To detect the prevalence of ASCVD in all patients, the cut-off values and areas under the curve (AUCs) were determined for CAVI, ABI, and IMT. For CAVI, the cut-off was 8.05 with an AUC of 0.66; for ABI, the values were 1.08 and 0.39, respectively; for mean IMT, they were 0.995 and 0.64, respectively; and for maximal IMT, they were 1.225 and 0.63, respectively (Fig. 1A). To detect a high risk of 10-year ASCVD in the non-ASCVD group, the cut-off value was 7.65 with an AUC of 0.74 for CAVI, 1.11 with an AUC of 0.53 for ABI, 0.925 with an AUC of 0.70 for mean IMT, and 1.165 with an AUC of 0.68 for maximal IMT (Fig. 1B).

Fig. 1

The utility of cardio-ankle vascular index (CAVI), ankle-brachial index (ABI), mean intima medial thickness (IMT), and maximal IMT for predicting the prevalence of atherosclerotic cardiovascular disease (ASCVD) in all subjects (A), and 10-year ASCVD risk scores in subjects without ASCVD (B).

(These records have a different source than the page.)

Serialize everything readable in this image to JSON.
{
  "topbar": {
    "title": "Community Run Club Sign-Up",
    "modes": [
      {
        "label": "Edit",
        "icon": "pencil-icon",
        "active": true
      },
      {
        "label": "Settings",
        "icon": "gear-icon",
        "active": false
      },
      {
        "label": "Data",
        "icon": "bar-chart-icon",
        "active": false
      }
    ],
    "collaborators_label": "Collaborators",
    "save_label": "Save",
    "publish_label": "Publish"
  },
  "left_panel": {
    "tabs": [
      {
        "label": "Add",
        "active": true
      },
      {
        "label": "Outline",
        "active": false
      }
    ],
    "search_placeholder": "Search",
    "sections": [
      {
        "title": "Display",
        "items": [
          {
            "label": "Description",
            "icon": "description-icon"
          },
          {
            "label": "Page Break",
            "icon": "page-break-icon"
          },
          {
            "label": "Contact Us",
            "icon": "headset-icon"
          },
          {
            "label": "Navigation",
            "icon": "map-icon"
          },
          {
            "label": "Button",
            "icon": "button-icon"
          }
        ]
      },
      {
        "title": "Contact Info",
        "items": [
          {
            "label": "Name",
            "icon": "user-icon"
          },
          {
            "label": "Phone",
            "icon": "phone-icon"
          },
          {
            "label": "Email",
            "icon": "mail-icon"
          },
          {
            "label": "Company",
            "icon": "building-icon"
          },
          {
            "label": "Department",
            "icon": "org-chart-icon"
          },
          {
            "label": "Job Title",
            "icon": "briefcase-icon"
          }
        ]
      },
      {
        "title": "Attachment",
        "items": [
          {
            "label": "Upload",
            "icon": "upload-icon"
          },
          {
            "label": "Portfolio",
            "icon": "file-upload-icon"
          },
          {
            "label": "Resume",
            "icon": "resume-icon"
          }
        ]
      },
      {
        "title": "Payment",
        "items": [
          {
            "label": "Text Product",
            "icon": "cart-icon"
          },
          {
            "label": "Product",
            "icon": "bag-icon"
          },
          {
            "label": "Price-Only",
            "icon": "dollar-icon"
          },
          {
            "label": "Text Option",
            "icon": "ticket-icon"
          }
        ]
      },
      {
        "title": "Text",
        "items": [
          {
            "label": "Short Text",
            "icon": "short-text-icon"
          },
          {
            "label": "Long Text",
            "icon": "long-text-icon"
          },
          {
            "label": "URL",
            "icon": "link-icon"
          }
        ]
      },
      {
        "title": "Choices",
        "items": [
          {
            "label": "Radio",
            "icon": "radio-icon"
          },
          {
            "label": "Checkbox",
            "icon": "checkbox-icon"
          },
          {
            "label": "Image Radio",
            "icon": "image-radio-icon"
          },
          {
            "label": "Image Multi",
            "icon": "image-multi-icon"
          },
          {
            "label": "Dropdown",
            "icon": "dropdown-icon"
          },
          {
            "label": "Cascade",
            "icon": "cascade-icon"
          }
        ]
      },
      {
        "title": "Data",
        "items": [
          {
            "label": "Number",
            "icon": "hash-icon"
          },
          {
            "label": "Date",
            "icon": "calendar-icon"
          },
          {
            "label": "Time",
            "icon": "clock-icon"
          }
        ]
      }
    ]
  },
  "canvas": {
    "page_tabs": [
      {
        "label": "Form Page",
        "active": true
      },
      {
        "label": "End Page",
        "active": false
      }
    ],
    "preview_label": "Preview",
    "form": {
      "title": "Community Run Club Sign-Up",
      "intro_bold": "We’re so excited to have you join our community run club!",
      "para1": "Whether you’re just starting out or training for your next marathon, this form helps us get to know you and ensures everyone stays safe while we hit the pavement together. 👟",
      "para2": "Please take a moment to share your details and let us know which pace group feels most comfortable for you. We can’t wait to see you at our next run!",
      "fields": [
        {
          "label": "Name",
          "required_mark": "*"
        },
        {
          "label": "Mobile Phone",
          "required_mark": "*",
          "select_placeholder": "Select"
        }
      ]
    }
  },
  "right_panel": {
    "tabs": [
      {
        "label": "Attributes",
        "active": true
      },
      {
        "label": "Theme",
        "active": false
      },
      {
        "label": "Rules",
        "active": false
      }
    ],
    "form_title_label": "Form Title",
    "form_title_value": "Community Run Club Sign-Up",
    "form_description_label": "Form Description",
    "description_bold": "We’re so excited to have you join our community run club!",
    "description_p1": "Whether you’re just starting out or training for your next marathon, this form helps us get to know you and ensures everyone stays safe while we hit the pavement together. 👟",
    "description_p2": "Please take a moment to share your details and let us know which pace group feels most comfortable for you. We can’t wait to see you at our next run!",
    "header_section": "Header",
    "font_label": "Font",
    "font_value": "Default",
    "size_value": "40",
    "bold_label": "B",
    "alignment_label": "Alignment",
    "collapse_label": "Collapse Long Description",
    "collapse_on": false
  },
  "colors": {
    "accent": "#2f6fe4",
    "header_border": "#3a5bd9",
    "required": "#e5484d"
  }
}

CA, carotid artery.

DISCUSSION

This study analyzed the correlations among three surrogate markers of subclinical atherosclerosis and demonstrated the superiority of CAVI. Diabetic patients with a history of ASCVD were more likely to be older, more obese, and to have a high CAVI and IMT. Among diabetic patients without a history of ASCVD, CAVI was correlated with IMT, whereas ABI was not associated with either CAVI or IMT. Thus, whereas CAVI and IMT reflect systemic atherosclerosis, ABI is an indicator of peripheral artery disease of the lower extremities and therefore of local significance. In the ROC curve analysis, among the three surrogate markers, CAVI was of the greatest utility for evaluating the prevalence of ASCVD in both all patients and in the potential high ASCVD risk group. In the non-ASCVD group, the 10-year ASCVD risk was ≥7.5%. Additionally, age, IMT, prevalence of metabolic syndrome, number of metabolic syndrome risk factors, and 10-year ASCVD risk were all significantly higher in the high CAVI group (CAVI ≥9). After adjusting for confounding factors, a high CAVI was a risk factor for ASCVD in all patients as well as a risk factor for atherosclerosis in the non-ASCVD group based on the mean IMT and a high (≥7.5%) 10-year ASCVD risk. According to this result, CAVI is the most sensitive surrogate marker of subclinical atherosclerosis.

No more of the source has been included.